Drowning. Sharks. Suffocation. Teeth. Starvation. Dehydration. Empty stomach. Dry throat. Sea monsters-- by that point, I’d have believed anything.
It was as I lay there, finally understanding the terrors of the ocean, that I fell into a deep, deep sleep. I dreamed I was a little girl, splashing around in the bay. But as I swam, I was dragged down, down, down. I saw an eel, then another, curling up around me, slowly tightening their grips like boa constrictors. Then there was a noise. A comforting, happy noise. A noise like the rumblings of hope.
When I woke up, I was in a hospital bed. A nearby nurse saw me wake up and gave me a big, fake smile. “It’s ok, Sweety, do you remember what happened to you?”
I nodded, the memories coming back to me in waves.
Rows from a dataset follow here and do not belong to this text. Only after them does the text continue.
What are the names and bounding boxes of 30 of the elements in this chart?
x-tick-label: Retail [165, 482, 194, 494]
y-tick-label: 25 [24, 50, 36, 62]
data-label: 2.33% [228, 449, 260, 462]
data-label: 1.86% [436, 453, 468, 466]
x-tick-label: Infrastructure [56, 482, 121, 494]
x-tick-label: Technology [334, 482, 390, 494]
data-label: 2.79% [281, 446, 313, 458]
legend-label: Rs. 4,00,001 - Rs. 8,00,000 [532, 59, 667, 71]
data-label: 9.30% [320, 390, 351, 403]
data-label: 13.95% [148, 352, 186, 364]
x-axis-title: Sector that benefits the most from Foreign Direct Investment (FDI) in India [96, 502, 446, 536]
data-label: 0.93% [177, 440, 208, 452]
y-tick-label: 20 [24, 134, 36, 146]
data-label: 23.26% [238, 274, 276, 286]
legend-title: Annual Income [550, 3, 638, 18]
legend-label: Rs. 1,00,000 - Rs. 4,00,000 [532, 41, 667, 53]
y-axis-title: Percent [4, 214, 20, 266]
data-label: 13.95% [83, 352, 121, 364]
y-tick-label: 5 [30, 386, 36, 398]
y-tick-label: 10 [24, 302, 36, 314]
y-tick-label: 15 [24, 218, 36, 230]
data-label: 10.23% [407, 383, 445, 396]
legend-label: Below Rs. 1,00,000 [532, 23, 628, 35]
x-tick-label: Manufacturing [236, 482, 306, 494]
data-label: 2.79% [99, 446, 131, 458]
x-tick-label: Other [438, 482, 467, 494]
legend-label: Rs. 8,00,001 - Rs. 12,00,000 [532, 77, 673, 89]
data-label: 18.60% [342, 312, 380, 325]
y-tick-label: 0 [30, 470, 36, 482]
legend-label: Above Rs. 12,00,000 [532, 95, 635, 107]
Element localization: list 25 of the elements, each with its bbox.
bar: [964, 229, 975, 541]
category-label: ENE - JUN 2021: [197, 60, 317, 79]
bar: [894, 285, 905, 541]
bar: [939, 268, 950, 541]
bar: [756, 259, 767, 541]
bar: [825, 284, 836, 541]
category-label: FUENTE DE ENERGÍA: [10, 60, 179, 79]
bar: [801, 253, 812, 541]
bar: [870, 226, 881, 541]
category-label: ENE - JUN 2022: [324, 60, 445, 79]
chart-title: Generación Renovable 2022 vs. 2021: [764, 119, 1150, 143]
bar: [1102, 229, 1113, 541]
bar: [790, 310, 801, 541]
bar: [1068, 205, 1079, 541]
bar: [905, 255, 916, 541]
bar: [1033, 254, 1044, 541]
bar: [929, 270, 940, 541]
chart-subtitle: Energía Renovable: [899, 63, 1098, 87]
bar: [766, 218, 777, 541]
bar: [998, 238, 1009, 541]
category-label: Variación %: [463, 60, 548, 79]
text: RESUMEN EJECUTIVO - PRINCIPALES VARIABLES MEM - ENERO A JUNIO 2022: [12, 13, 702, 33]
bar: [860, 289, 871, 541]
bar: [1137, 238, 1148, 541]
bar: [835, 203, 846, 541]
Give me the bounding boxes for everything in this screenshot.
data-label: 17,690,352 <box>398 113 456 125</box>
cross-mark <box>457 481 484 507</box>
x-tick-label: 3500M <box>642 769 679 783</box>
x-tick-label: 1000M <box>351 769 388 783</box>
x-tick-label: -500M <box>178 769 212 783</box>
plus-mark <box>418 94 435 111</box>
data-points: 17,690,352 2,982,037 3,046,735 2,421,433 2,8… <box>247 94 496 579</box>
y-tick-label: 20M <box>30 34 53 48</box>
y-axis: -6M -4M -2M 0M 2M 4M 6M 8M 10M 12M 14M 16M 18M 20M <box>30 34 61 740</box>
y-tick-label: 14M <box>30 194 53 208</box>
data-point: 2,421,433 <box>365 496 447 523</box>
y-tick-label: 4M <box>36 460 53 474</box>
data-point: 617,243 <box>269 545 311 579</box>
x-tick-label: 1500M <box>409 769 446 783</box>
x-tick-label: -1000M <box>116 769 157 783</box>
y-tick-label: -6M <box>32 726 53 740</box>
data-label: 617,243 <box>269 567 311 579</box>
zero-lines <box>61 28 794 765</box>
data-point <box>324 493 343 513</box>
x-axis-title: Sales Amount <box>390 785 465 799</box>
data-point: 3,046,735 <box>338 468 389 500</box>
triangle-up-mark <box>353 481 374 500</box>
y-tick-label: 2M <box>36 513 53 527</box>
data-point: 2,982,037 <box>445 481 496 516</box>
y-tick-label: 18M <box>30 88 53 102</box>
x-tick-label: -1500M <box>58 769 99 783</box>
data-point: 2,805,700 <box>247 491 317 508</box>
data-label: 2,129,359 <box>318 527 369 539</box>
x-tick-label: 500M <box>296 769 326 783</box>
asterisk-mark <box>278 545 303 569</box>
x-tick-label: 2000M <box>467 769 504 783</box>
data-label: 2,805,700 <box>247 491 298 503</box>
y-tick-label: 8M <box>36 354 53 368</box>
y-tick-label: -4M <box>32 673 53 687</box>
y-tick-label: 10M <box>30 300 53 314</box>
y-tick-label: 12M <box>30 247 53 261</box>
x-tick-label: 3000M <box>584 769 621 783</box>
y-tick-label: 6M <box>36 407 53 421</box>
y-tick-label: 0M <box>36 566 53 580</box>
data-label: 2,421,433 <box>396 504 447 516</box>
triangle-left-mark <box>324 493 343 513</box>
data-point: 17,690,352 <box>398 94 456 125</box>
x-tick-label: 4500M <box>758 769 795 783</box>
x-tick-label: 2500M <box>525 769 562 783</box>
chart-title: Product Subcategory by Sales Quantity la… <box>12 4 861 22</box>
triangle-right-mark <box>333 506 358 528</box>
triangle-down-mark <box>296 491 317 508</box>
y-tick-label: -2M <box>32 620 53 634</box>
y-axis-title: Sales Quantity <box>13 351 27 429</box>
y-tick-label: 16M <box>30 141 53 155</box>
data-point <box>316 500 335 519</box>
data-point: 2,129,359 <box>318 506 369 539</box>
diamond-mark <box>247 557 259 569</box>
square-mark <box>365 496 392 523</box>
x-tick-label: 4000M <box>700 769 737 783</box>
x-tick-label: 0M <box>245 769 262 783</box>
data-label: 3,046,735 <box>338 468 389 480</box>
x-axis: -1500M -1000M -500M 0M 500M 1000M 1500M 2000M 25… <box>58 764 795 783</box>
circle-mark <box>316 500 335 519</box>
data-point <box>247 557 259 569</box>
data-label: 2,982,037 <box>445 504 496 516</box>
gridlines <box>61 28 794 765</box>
“Am I hurt?” I asked, my voice scratchy.
“Nothing too bad, Dear, just a bit of dehydration, but we’re getting you back to normal. You’re parents are here, in the waiting room. Should I call for them?”
It was that day I learned that Mindy was one of the many people who died during the storm. I’m not sure if I’ll ever quite forgive myself for agreeing to go on the cruise, it’s survivor’s guilt, my mom says. But still, I feel almost responsible for her death, and it hurts me more than I thought anything ever could.
I’ve never gone back to the ocean, and I doubt I ever will. Just thinking about the sea makes me afraid, but I’ll never admit it to anyone. I don’t want them thinking I’m scared, although I am.
It’s been years, almost twenty now, since I realized what a scary place the world can be, and I’ve dedicated myself to being a police officer. I want to help save people the way I was once saved, and every day at my work makes me feel like I’ve made a difference. No matter how small an issue I resolve, I know I’m helping out, and I don’t ever want to stop.